Highlights
– DHS Secretary announces need of a “Manhattan Project” to bolster cyber security
– Plans include reducing government owned Internet gateways and developing a robust government-wide early warning system
– Experts question feasibility of a cyber attack early warning system
At the RSA Conference, a popular information security conference, Secretary of the Department of Homeland Security Michael Chertoff stated, “the human and economic sacrifices from a cyber-attack can be devastating on par with what this country experienced on September 11.” Chertoff noted although “we are not likely to see airplanes crashing into buildings” the damage caused by a sophisticated cyber attack from an economic standpoint may well be just as costly.
Cyber “Manhattan Project”
During his presentation, Chertoff discussed the broad contours of the federal government’s planned response to the panoply of cyber threats attacking our nations critical infrastructure. He stated that DHS was engaged in a “Manhattan Project” styled effort to secure computer networks owned by the federal government.
As part of this effort, the federal government is first working to shrink its available attack surface by reducing the number of Internet gateways used by the federal government. Federal officials have previously testified before Congress that the federal government currently utilizes approximately 4,000 gateways to the Internet. Chertoff stated that DHS’s goal was to reduce this number to approximately 50 gateways. DHS hopes that reducing the number of federally owned Internet gateways will enable the government to more effectively monitor Internet traffic on government owned networks.
Chertoff also discussed an intrusion detection program used by the federal government known as Einstein. While Einstein isn’t fully deployed across the entire government and is not currently designed to provide for real time network monitoring, Chertoff hopes that reducing the number of government operated Internet gateways along with improvements in the Einstein program will allow the federal government detect and deter cyber attacks before they occur.
Early Warning System; A Worthwhile Endeavor
In theory, improved monitoring would allow the government to detect and stop cyber attacks in real-time as well as deter future attacks from occurring. Some cyber security experts claim that the construction of a cyber attack early warning system is a fool’s errand. Robert Graham, CEO of Errata Security, has said, “technologically, all we can do is a post-warning system – you’ve been hacked. It’s instantaneous. It’s not like a hurricane or missile coming at you that you can track coming towards you.” According to this rationale, cyber attacks can take nearly any shape and may well exploit previously unknown “zero-day” vulnerabilities and are therefore impossible to develop signatures for.

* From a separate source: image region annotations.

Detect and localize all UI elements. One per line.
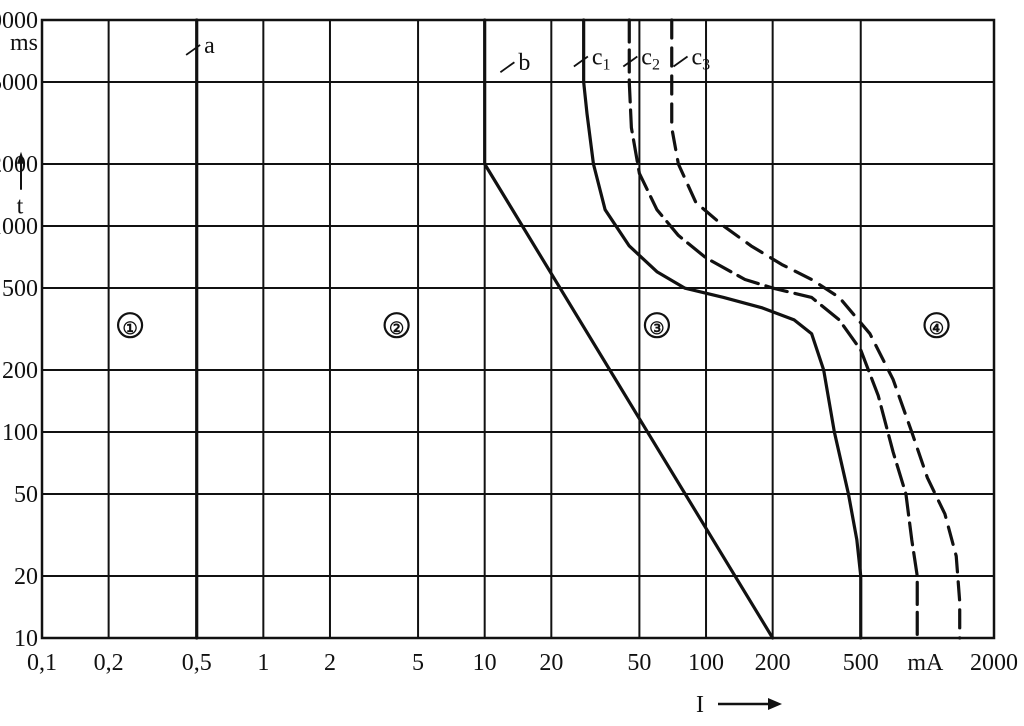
zone-label: ④ xyxy=(929,319,944,338)
tick-labels: 0,1 0,2 0,5 1 2 5 10 20 50 100 200 500 2000 mA 10000 50… xyxy=(0,8,1018,676)
series-layer xyxy=(195,18,962,640)
curve-label-leader xyxy=(185,44,201,56)
x-tick-label: 2000 xyxy=(970,650,1018,676)
curve-label-text: a xyxy=(204,33,215,59)
x-tick-label: 20 xyxy=(539,650,563,676)
zone-marker: ② xyxy=(383,312,410,339)
x-tick-label: 500 xyxy=(843,650,879,676)
curve-label-subscript: 2 xyxy=(652,57,660,74)
curve-label-c1: c1 xyxy=(573,45,611,74)
curve-label-leader xyxy=(573,55,589,68)
x-tick-label: 5 xyxy=(412,650,424,676)
curve-label-text: b xyxy=(518,50,530,76)
y-tick-label: 20 xyxy=(14,564,38,590)
curve-label-b: b xyxy=(499,50,530,76)
zone-marker: ① xyxy=(116,312,144,339)
x-tick-label: 50 xyxy=(627,650,651,676)
y-tick-label: 200 xyxy=(2,358,38,384)
zone-marker: ④ xyxy=(923,312,950,339)
y-tick-label: 10000 xyxy=(0,8,38,34)
y-tick-label: 2000 xyxy=(0,152,38,178)
curve-label-leader xyxy=(622,55,638,68)
curve-label-leader xyxy=(673,55,689,68)
annotations: t Ia b c1 c2 c3 ① ② ③ ④ xyxy=(17,33,950,718)
y-tick-label: 50 xyxy=(14,482,38,508)
x-tick-label: 0,1 xyxy=(27,650,57,676)
zone-label: ③ xyxy=(649,319,664,338)
curve-label-c3: c3 xyxy=(673,45,711,74)
y-tick-label: 500 xyxy=(2,276,38,302)
zone-circle xyxy=(643,312,671,339)
zone-circle xyxy=(383,312,410,339)
x-unit-label: mA xyxy=(907,650,944,676)
y-tick-label: 1000 xyxy=(0,214,38,240)
curve-label-text: c1 xyxy=(592,45,611,74)
x-axis-label: I xyxy=(696,692,704,718)
series-line-c3 xyxy=(670,18,962,640)
curve-label-subscript: 3 xyxy=(702,57,710,74)
series-line-b xyxy=(483,18,775,640)
x-tick-label: 100 xyxy=(688,650,724,676)
y-tick-label: 5000 xyxy=(0,70,38,96)
zone-circle xyxy=(116,312,144,339)
zone-label: ② xyxy=(389,319,404,338)
series-line-c1 xyxy=(582,18,863,640)
y-axis-arrow-head xyxy=(17,151,25,164)
y-tick-label: 100 xyxy=(2,420,38,446)
curve-label-text: c2 xyxy=(641,45,660,74)
curve-label-a: a xyxy=(185,33,215,59)
x-axis-arrow-head xyxy=(768,698,782,710)
y-tick-label: 10 xyxy=(14,626,38,652)
x-tick-label: 0,5 xyxy=(182,650,212,676)
x-tick-label: 2 xyxy=(324,650,336,676)
curve-label-subscript: 1 xyxy=(603,57,611,74)
zone-label: ① xyxy=(122,319,137,338)
plot-frame xyxy=(40,18,996,640)
x-tick-label: 0,2 xyxy=(94,650,124,676)
curve-label-leader xyxy=(499,61,515,73)
zone-circle xyxy=(923,312,950,339)
series-line-c2 xyxy=(627,18,919,640)
grid xyxy=(41,19,995,639)
y-axis-label: t xyxy=(17,194,24,220)
zone-marker: ③ xyxy=(643,312,671,339)
x-tick-label: 200 xyxy=(755,650,791,676)
x-tick-label: 1 xyxy=(257,650,269,676)
curve-label-text: c3 xyxy=(692,45,711,74)
y-unit-label: ms xyxy=(10,30,38,56)
x-tick-label: 10 xyxy=(473,650,497,676)
plot-border xyxy=(40,18,996,640)
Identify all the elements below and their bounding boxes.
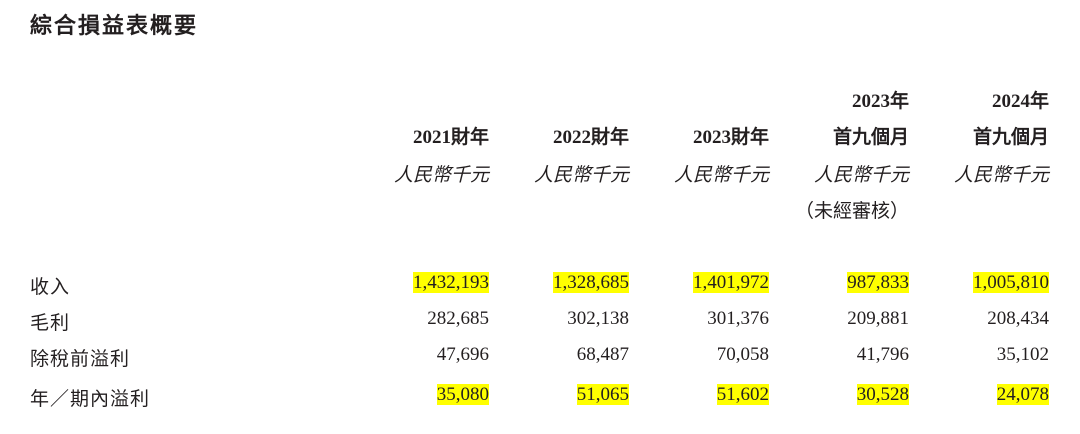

While “zero-day” attacks are difficult to detect as they occur, the creation of a cyber attack early warning system is still a worthwhile endeavor for the following reason. Many of the reported attacks against government systems have not been technically sophisticated. Rather, a good deal of attacks rely on social engineering techniques that dupe the unsuspecting users into downloading malware onto a government owned computer.
In many cases, the downloaded malware has loaded previously know exploits or exploited other known vulnerabilities. In these cases, an early warning system may well be able to detect these types of attacks and effectively harden systems from routine external attack.